Nakai K, Itoh C, Nakai K, Habano W, Gurwitz D
Laboratory Medicine, Iwate Medical University, Morioka, Japan.
Am J Cardiovasc Drugs. 2001;1(5):353-61. doi: 10.2165/00129784-200101050-00005.
The lesions of coronary atherosclerosis represent the result of a complex, multicellular, inflammatory-healing response in the coronary arterial wall. In vivo and in vitro cellular and molecular studies have suggested a role for tissue homocysteine in endothelial cell injury and adverse extra-cellular matrix remodeling. Gene polymorphisms in relation with numerous risk factors might increase the incidence of coronary artery disease (CAD). In this review we have focused on the correlations between plasma homocysteine levels, the incidence of cardiovascular disease and the cytosine-to-thymidine substitution at nucleotide 677 (C677T) of the 5,10-methylenetetrahydrofolate reductase (MTHFR) gene, coding for a key enzyme in methionine-homocysteine metabolism. The role of the C677T MTHFR gene polymorphism in the causation of CAD is controversial. We reviewed 12 recent case-control studies comprising 5370 genotyped patients with CAD and 4961 genotyped participants without CAD. There was no significant difference between those with and without CAD in the frequency of the C677T polymorphism (34.9 vs 33.6%). The frequency of homozygous C677T polymorphism in these groups was 10.9 versus 12.8%, respectively, although there were some ethnic differences in the C677T MTHFR polymorphism. In the analysis of the 12 studies, the odds ratio of CAD associated with the TT genotype (homozygous C677T polymorphism) was 1.18. Only slightly higher plasma homocysteine levels were observed in participants with the val/val (TT) genotype (14.4+/-2.9 micro mol/L in TT genotype vs 11.1+/-1.9 and 11.9+/-2 micro mol/L in CC and CT genotype, respectively). In addition, the relation between homocysteine increase after methionine loading and MTHFR genotypes is also controversial. However, hyperhomocysteinemia because of the C677T MTHFR allele may be corrected with oral folic acid therapy. Further investigations on the relationships between MTHFR genotypes and the incidence of CAD should be based on larger samples, paying attention to the differences between various ethnic populations. Individual therapeutic strategies based on single nucleotide polymorphism may become increasingly important for preventive treatment against polygenic CAD.
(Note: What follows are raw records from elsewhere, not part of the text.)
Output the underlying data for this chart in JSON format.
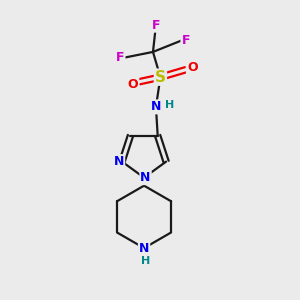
{
  "bg_color": "#ebebeb",
  "bond_color": "#1a1a1a",
  "bond_width": 1.6,
  "atom_colors": {
    "C": "#1a1a1a",
    "N": "#0000ee",
    "S": "#bbbb00",
    "O": "#ee0000",
    "F": "#cc00cc",
    "H": "#008888"
  },
  "font_size": 9,
  "fig_size": [
    3.0,
    3.0
  ],
  "xlim": [
    0,
    10
  ],
  "ylim": [
    0,
    10
  ]
}
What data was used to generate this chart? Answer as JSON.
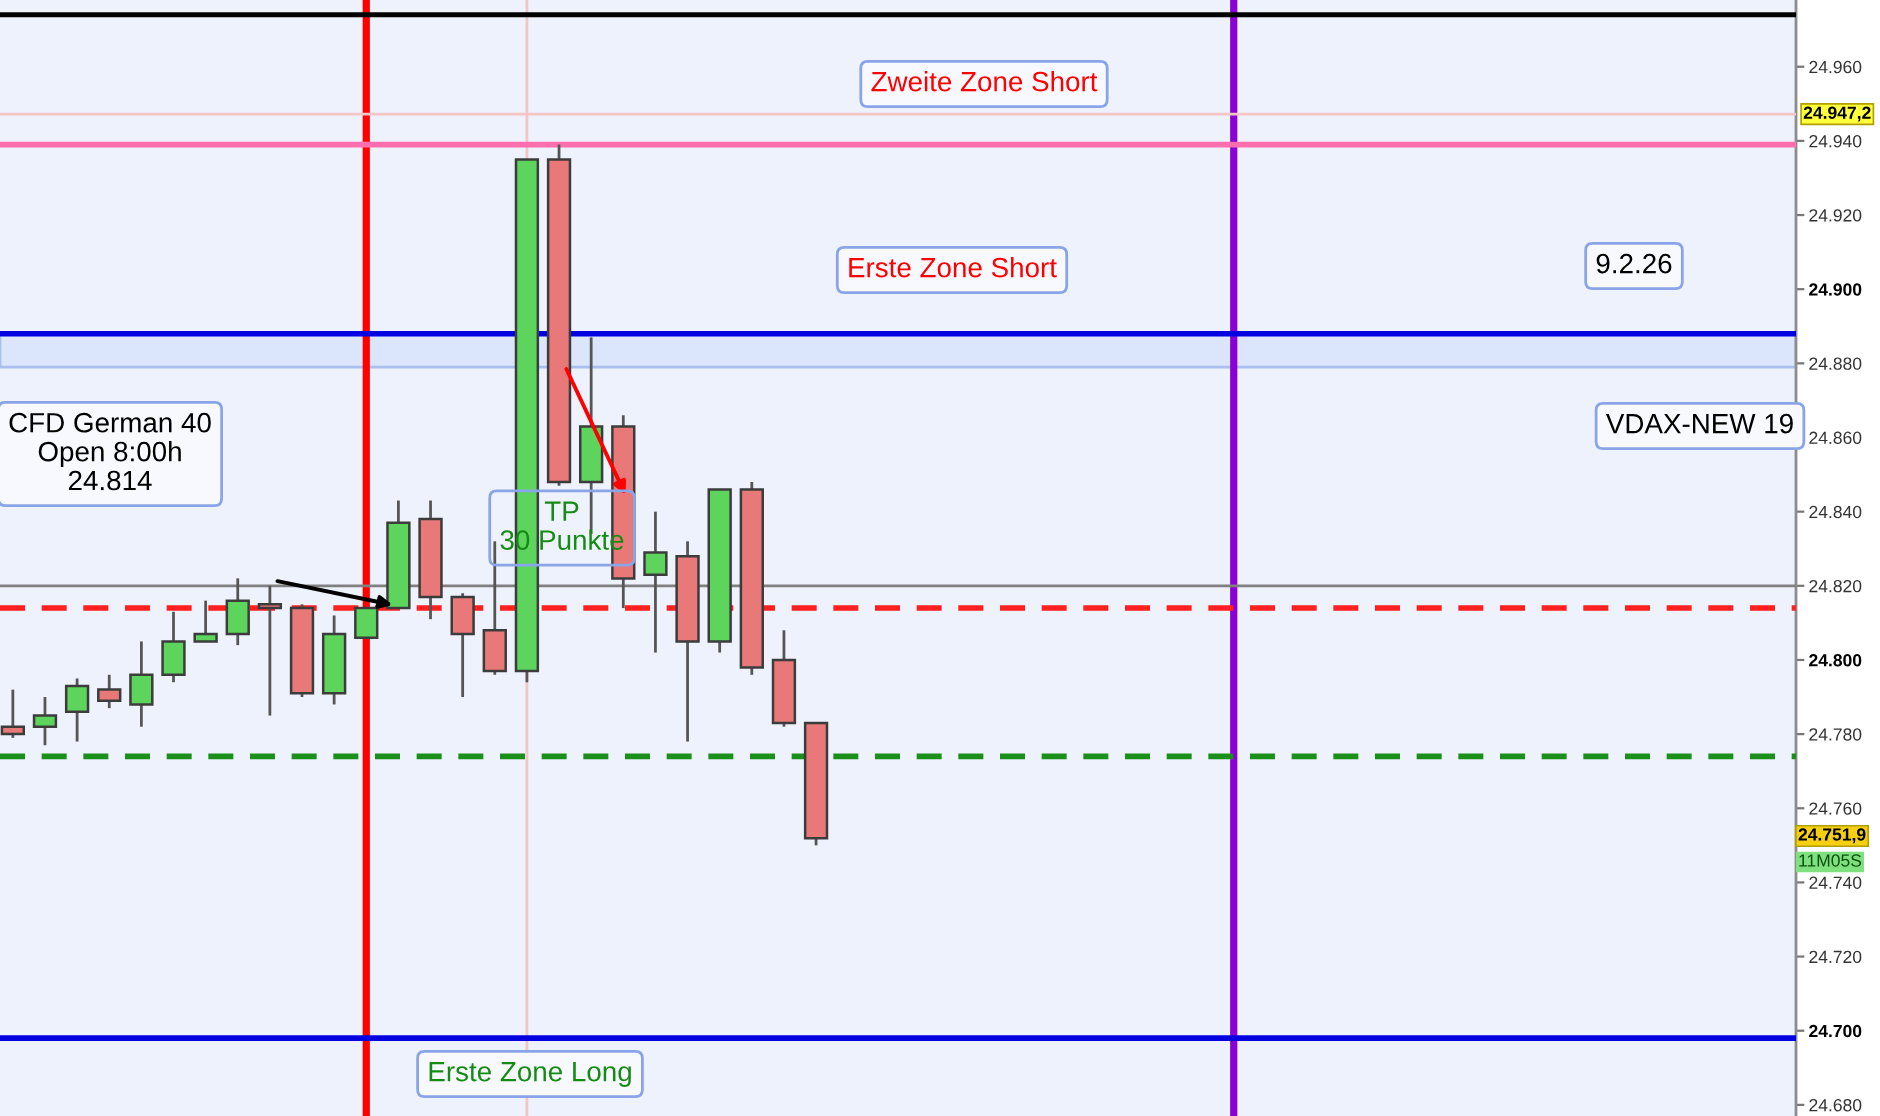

冠状动脉粥样硬化病变是冠状动脉壁内复杂的多细胞炎症修复反应的结果。体内和体外细胞及分子研究表明,组织同型半胱氨酸在内皮细胞损伤和不良细胞外基质重塑中起作用。与众多危险因素相关的基因多态性可能会增加冠状动脉疾病(CAD)的发病率。在本综述中,我们重点关注了血浆同型半胱氨酸水平、心血管疾病发病率与5,10-亚甲基四氢叶酸还原酶(MTHFR)基因第677位核苷酸(C677T)胞嘧啶到胸腺嘧啶的替换之间的相关性,该基因编码甲硫氨酸-同型半胱氨酸代谢中的关键酶。C677T MTHFR基因多态性在CAD病因中的作用存在争议。我们回顾了12项近期的病例对照研究,包括5370例经基因分型的CAD患者和4961例经基因分型的非CAD参与者。C677T多态性的频率在CAD患者和非CAD患者之间没有显著差异(34.9%对33.6%)。这些组中纯合C677T多态性的频率分别为10.9%和12.8%,尽管C677T MTHFR多态性存在一些种族差异。在对这12项研究的分析中,与TT基因型(纯合C677T多态性)相关的CAD优势比为1.18。仅在val/val(TT)基因型的参与者中观察到略高的血浆同型半胱氨酸水平(TT基因型为14.4±2.9微摩尔/升,而CC和CT基因型分别为11.1±1.9和11.9±2微摩尔/升)。此外,甲硫氨酸负荷后同型半胱氨酸增加与MTHFR基因型之间的关系也存在争议。然而,因C677T MTHFR等位基因导致的高同型半胱氨酸血症可用口服叶酸治疗纠正。关于MTHFR基因型与CAD发病率之间关系的进一步研究应基于更大的样本,注意不同种族人群之间的差异。基于单核苷酸多态性的个体化治疗策略对于多基因CAD的预防性治疗可能变得越来越重要。